3.1.13

Foto e castigo

Por Ferreira Fernandes
NO ÁLBUM de uma minha tia-avó havia uma foto com ela num banco de jardim, ao lado de uma incógnita. Esta era um vazio deixado por uma tesoura que contornara um homem também sentado ali. Homem, por causa do chapéu e perfil (a tesoura foi minuciosa). 
Na família ficou a lenda de um antigo namorado, deslize que, à tesourada, o futuro marido não perdoou, ao mesmo tempo que quis que se guardasse a foto, prova do pecado. 
Não garanto o romance, mas lembro-me bem da foto. Sei, assim, que a minha antepassada não usava a Snapchat, a aplicação ousada para smartphones. Lançada em setembro de 2011, a Snapchat já tinha enviado mil milhões de fotos ao fim de um ano, disse o londrino The Times, ontem. Não fotos como a da minha tia-avó - o jardim era público e a saia e a blusa só não cobriam o olhar feliz que traía o devaneio -, mas imagens cruas como hoje se fazem: com a Snapchat pratica-se o sexting, o envio de fotos sexuais.
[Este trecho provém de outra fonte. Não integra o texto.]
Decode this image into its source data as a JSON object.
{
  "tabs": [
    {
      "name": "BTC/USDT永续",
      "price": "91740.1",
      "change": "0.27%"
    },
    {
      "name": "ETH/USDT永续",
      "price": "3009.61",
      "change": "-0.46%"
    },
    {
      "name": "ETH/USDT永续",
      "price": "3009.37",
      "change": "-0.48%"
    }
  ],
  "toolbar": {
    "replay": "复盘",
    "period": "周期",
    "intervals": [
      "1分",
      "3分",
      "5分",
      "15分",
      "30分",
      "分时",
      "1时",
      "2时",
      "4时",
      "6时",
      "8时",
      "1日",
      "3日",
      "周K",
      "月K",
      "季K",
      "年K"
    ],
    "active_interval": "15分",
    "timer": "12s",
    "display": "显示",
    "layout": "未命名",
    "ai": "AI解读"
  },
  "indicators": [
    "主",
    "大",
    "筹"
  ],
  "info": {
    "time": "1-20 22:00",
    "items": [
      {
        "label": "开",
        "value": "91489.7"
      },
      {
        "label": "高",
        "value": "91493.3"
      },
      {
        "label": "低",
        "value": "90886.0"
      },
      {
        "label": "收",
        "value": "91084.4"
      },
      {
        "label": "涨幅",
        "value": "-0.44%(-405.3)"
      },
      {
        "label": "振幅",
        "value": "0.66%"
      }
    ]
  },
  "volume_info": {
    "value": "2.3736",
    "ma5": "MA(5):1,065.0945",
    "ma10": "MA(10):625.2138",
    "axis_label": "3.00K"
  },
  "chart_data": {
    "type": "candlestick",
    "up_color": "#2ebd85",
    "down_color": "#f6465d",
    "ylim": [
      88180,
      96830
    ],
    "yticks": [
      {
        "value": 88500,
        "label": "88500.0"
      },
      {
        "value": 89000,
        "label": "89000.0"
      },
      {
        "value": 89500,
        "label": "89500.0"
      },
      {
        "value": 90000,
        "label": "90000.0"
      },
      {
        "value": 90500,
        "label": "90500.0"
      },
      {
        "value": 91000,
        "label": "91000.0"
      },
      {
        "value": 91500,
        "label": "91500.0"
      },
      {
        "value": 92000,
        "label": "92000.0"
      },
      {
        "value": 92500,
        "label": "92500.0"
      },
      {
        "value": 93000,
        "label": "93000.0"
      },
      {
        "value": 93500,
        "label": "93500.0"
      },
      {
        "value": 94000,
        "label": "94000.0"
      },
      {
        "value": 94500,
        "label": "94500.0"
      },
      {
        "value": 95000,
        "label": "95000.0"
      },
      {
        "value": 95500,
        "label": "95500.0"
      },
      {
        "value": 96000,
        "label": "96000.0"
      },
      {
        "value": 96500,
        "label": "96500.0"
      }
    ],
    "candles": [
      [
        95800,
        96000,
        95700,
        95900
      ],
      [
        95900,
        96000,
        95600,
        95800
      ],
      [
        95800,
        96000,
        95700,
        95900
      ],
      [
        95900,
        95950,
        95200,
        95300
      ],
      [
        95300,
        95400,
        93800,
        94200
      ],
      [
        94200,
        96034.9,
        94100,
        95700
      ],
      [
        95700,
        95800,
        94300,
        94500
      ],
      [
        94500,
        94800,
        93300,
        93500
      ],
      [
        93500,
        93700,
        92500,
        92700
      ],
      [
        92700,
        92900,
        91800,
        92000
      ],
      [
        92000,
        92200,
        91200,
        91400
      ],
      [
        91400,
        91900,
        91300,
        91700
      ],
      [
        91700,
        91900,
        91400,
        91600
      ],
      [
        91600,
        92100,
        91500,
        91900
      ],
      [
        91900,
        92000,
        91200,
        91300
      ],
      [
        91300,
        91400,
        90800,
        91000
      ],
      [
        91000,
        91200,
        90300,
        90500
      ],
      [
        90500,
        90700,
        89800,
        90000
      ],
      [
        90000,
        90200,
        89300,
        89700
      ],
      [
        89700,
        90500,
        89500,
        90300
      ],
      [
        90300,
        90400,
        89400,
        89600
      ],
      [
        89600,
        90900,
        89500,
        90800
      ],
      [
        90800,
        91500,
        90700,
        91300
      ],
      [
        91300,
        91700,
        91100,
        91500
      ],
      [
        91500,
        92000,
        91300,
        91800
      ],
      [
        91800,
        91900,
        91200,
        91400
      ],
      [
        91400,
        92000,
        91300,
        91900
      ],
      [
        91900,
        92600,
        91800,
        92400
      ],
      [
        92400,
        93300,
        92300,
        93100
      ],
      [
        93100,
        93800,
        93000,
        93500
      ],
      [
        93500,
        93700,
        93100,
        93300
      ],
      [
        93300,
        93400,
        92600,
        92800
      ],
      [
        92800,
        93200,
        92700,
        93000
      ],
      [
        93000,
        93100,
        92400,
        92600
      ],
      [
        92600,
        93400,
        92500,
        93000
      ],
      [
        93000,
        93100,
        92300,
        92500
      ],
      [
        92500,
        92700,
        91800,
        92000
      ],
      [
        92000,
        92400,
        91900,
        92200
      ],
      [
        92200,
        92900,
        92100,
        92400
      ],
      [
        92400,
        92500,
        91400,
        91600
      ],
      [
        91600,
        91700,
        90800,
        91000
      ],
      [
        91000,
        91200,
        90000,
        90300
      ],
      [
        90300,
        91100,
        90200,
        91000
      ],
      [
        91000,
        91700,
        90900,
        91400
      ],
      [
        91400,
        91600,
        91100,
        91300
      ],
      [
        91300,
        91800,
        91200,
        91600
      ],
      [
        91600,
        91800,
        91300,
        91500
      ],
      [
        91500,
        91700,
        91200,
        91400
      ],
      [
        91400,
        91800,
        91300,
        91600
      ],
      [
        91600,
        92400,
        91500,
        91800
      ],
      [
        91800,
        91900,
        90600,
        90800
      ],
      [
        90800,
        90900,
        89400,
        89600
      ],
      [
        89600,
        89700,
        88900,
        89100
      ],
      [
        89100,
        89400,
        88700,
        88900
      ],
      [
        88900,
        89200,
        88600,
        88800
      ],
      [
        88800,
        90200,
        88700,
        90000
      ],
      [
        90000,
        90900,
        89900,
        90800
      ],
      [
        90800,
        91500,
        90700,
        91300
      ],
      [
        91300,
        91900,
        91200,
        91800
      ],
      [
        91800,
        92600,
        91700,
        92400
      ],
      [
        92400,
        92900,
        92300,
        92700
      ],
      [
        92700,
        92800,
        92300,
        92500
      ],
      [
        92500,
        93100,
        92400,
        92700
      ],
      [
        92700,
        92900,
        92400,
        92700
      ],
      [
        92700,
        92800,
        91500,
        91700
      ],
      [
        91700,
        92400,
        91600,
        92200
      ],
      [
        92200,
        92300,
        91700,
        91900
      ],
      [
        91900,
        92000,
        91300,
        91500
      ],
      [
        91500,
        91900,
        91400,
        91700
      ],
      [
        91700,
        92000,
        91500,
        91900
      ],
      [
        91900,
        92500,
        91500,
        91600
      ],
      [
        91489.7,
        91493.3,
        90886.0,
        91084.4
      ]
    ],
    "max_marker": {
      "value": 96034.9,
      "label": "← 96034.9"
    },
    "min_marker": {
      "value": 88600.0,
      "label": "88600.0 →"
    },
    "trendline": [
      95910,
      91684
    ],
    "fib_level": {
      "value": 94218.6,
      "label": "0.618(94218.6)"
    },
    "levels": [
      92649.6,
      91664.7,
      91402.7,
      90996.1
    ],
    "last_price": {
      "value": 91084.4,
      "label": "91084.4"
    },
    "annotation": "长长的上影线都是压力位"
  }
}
Parece que, a dois ou em grupo, é moda (de tal maneira que o Facebook lançou uma concorrente, Poke). Parece também que a história da minha tia-avó era mais conhecida do que a minha família supunha: ter ou enviar fotos íntimas leva ao arrependimento. Daí que a Snapchat tenha um truque: as suas fotos vivem breves instantes como a rosa de Malherbe. Dez segundos depois de enviadas, desaparecem... É não conhecer o espírito perverso do meu tio-avô: segundo o The Times, já há maneira de impedir a foto de ser apagada.